The issue facing the Court in the Chicago gun case, however, is not simply what the Second Amendment means, but "Whether the Second Amendment right to keep and bear arms is incorporated as against the States by the Fourteenth Amendment's Privileges or Immunities or Due Process Clauses." So what actually matters is Scalia's view of incorporation under the 14th Amendment. That's where things get interesting. As the legal scholars Ilya Shapiro and Josh Blackman note in their superb article "Keeping Pandora's Box Sealed: Privileges or Immunities, The Constitution in 2020, and Properly Extending the Right to Keep and Bear Arms to the States," Scalia has yet to vote in favor of incorporating a right against the states via the 14th Amendment's Due Process Clause. In fact, he's been a sharp and persistent critic of the Court's incorporation jurisprudence (so have many other conservative legal theorists and activists).

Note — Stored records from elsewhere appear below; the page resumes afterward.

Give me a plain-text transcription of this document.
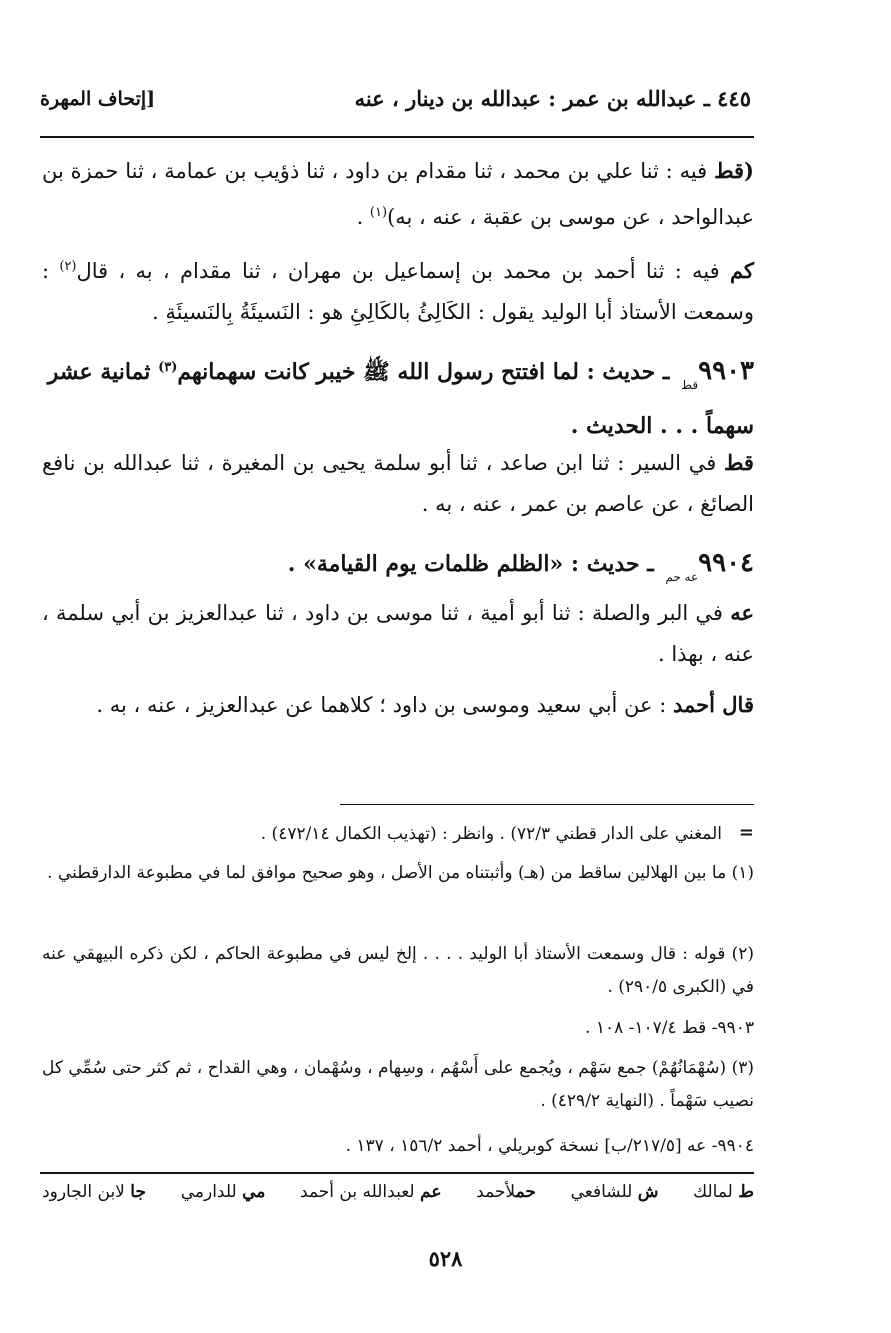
٤٤٥ ـ عبدالله بن عمر : عبدالله بن دينار ، عنه
[إتحاف المهرة
(قط فيه : ثنا علي بن محمد ، ثنا مقدام بن داود ، ثنا ذؤيب بن عمامة ، ثنا حمزة بن عبدالواحد ، عن موسى بن عقبة ، عنه ، به)$^{(١)}$ .
كم فيه : ثنا أحمد بن محمد بن إسماعيل بن مهران ، ثنا مقدام ، به ، قال$^{(٢)}$ : وسمعت الأستاذ أبا الوليد يقول : الكَالِئُ بالكَالِئِ هو : النَسيئَةُ بِالنَسيئَةِ .
$٩٩٠٣_{قط}$ ـ حديث : لما افتتح رسول الله ﷺ خيبر كانت سهمانهم$^{(٣)}$ ثمانية عشر سهماً . . . الحديث .
قط في السير : ثنا ابن صاعد ، ثنا أبو سلمة يحيى بن المغيرة ، ثنا عبدالله بن نافع الصائغ ، عن عاصم بن عمر ، عنه ، به .
$٩٩٠٤_{عه حم}$ ـ حديث : «الظلم ظلمات يوم القيامة» .
عه في البر والصلة : ثنا أبو أمية ، ثنا موسى بن داود ، ثنا عبدالعزيز بن أبي سلمة ، عنه ، بهذا .
قال أحمد : عن أبي سعيد وموسى بن داود ؛ كلاهما عن عبدالعزيز ، عنه ، به .
=
المغني على الدار قطني ٧٢/٣) . وانظر : (تهذيب الكمال ٤٧٢/١٤) .
(١) ما بين الهلالين ساقط من (هـ) وأثبتناه من الأصل ، وهو صحيح موافق لما في مطبوعة الدارقطني .
(٢) قوله : قال وسمعت الأستاذ أبا الوليد . . . . إلخ ليس في مطبوعة الحاكم ، لكن ذكره البيهقي عنه في (الكبرى ٢٩٠/٥) .
٩٩٠٣- قط ١٠٧/٤- ١٠٨ .
(٣) (سُهْمَانُهُمْ) جمع سَهْم ، ويُجمع على أَسْهُم ، وسِهام ، وسُهْمان ، وهي القداح ، ثم كثر حتى سُمِّي كل نصيب سَهْماً . (النهاية ٤٢٩/٢) .
٩٩٠٤- عه [٢١٧/٥/ب] نسخة كوبريلي ، أحمد ١٥٦/٢ ، ١٣٧ .
ط لمالك
ش للشافعي
حملأحمد
عم لعبدالله بن أحمد
مي للدارمي
جا لابن الجارود
٥٢٨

But does that mean Scalia will have to "flip-flop" in order to apply the Second Amendment to the states? Not if he follows the text and history of the Privileges or Immunities Clause. Although it was notoriously gutted by the Court in the 1873 Slaughterhouse Cases, the Privileges or Immunities Clause was specifically designed to protect individual rights from abusive state and local governments—including the right of armed self-defense.